There was a laugh at the rear of the church, too. A child’s laugh. Effie turned, but she was the only occupant of the back row of pews; three elderly women who were sitting across the aisle from her had filed out before the Communion service. Nobody was there. It must have been an echo from the front, bouncing off the plain walls, or perhaps a stray laugh picked up by the pulpit microphone.
Tapster was back on the platform. He played another chord, and the guitar seemed to be in tune now, although he was still looking pained. Perhaps the constant back and forth was too much exercise for one session, Effie reflected wryly. Tapster sucked thoughtfully at a forefinger for a second, as if waiting for inspiration. Then he strummed the guitar and began to sing. Effie’s amusement rapidly vanished.

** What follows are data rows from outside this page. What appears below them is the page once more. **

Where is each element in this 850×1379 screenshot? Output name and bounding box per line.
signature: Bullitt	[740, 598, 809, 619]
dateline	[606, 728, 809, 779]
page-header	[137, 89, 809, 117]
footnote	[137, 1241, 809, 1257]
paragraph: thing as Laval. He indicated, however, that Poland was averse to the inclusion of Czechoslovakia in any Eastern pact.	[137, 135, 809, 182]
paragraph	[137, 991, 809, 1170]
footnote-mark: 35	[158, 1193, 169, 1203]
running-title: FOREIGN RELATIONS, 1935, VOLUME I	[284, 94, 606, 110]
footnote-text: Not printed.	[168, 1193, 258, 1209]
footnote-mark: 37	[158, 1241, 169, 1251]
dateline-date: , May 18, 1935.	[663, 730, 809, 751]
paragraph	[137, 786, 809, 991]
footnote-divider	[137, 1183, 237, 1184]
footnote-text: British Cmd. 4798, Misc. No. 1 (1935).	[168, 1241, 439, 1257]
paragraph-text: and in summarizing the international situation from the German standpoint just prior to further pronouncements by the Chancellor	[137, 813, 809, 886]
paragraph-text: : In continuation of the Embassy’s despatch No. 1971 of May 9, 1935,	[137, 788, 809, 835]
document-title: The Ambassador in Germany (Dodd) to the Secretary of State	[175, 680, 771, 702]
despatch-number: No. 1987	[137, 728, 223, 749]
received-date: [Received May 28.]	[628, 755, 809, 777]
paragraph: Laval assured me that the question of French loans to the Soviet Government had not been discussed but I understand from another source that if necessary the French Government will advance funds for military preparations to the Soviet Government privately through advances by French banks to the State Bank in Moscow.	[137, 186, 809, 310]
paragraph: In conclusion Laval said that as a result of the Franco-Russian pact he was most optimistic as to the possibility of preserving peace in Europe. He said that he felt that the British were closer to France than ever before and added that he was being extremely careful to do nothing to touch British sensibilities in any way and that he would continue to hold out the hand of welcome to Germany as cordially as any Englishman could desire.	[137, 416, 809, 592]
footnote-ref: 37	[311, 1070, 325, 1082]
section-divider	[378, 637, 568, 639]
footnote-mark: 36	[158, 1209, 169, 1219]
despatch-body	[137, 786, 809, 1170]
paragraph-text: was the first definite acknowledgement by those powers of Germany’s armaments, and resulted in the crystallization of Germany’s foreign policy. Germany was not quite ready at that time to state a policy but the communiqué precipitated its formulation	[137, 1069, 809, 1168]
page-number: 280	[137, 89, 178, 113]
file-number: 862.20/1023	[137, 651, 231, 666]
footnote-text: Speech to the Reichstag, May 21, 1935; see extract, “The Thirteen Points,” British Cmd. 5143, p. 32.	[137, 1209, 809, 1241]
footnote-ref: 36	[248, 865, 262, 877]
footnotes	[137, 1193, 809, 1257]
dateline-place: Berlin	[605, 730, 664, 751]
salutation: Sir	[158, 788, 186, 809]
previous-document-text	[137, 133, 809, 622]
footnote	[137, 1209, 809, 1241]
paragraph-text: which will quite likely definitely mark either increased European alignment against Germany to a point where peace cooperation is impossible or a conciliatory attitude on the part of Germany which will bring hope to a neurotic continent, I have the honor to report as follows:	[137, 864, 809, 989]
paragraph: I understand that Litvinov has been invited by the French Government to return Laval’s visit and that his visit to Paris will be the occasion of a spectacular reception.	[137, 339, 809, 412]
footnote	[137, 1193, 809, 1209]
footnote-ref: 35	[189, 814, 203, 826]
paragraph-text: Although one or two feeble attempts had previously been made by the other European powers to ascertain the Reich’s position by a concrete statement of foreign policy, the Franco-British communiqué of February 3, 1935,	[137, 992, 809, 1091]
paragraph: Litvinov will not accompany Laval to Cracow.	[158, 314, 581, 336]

It was a shame that Tapster failed to carry the melody, if there was one, because it left his audience with nothing but the words to focus on. These seemed largely to be branding the entire planet, believers and nonbelievers alike, as hypocrites, with the notable exception of the enlightened lyricist and, by extension, the singer. But this aspersion must have been lost on the cluster of teenagers at the front of the church, who cheerfully joined in the unmemorable chorus as if they’d been rehearsed. The chorus contained the song’s only sop to the season, which begged God to send his “true spirit of Christmas Present” to dwell among us, clearly on the assumption that it hadn’t been here before the songwriter demanded it. Effie could almost hear the whirring from Dickens’s grave.